A lepsze partie albumu? W singlowym Beautiful Dangerous Fergie, wokalistka hiphopowo-tanecznego ansamblu Black Eyed Peas, pokazuje się nieoczekiwanie od rockowej strony, choć zwrotka jest nieco skandowana, a melodia refrenu uparcie kojarzy mi się z Paparazzi Lady Gagi. Notabene, w ramach researchu znalazłem na YouTube amatorskie nagranie koncertowe z wykonaniem hitu Barracuda grupy Heart – i tutaj Fergie daje już czadu na całego, szkoda, że taka słaba jakość.
Nie stwierdzono też elementów hip hopu w I Hold On, zaśpiewanym przez artystę z pogranicza rocka, rapu i country, znanego jako Kid Rock – wyszła dość szlachetna ballada southern-rockowa, nic, tylko przywdziać kapelusz, kowbojki i wsiadać na motór.
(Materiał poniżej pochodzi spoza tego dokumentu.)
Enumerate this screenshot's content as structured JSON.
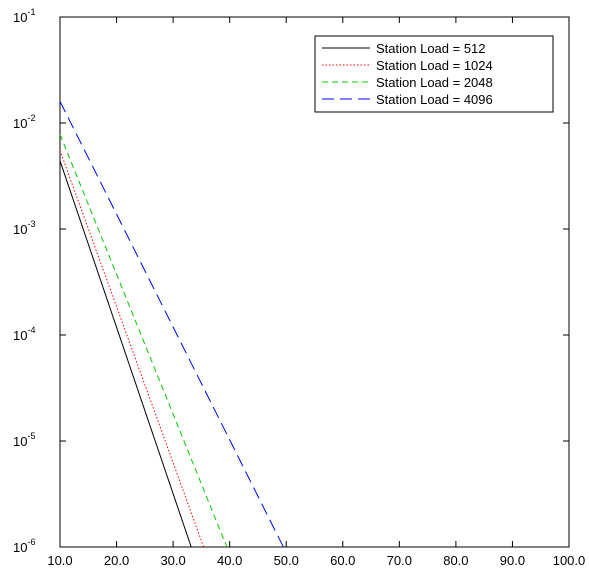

Kolejne mocne punkty to Doctor Alibi, gdzie głos daje śp. Lemmy Kilmister – siarczysty rockandroll rozpędzony niczym utwór Motörhead, ale o znacznie bogatszym brzmieniu, a także podbluesowiony Promise z Chrisem Cornellem i finałowy, dekadencki We’re All Gonna Die z Iggym Popem, gdzie występuje kombinacja melancholijnej zwrotki i wrednie szorstkiego refrenu.
Warto wspomnieć o jedynym wokaliście, który w podstawowym zestawie dostał aż dwie piosenki do zaśpiewania. Myles Kennedy z postgrunge’owej grupy Alter Bridge okazał się dla Slasha tak satysfakcjonującym współpracownikiem, że został jego stałym wokalistą i w ciągu ostatnich sześciu lat nagrali już razem dwa studyjne albumy. Na tej płycie demonstruje on swój śpiew w bardzo stylowym Back from Cali oraz Starlight. Głos ma stosunkowo wysoki i bardzo amerykański, gdzieś na przecięciu bluesa i grunge’owej obleśności.
Poza wymienionymi już gośćmi głos dali Ozzy Osbourne i Ian Astbury, a w większości utworów Slashowi akompaniowali basista Chris Chaney (znany z odrodzonego Jane’s Addiction) i znany sesyjny perkusista Josh Freese (współpracujący z szeregiem artystów od Seleny Gomez po The Offspring; na Guns N’Roses też się załapał).
Internety podają, że różne wydania mają różne bonusy. Można więc podobno dotrzeć do gościnnych występów Nicka Oliveriego, Beth Hart, Alice’a Coopera i Koshiego Inaby, pojawia się również rapowana wersja gunsowego Paradise City, gdzie oprócz Fergie udzielają się latynoscy ziomale z Cypress Hill. Profanacja? Niekoniecznie, wszak już w oryginale partia wokalna miała dość skandowany charakter.
Przyszło mi do głowy, że po iluś tam przesłuchaniach albumu nie mam zupełnie nic do powiedzenia o solówkach – ale czymże będzie solo, jeśli nie zostanie wbudowane w dobry tzw. numer?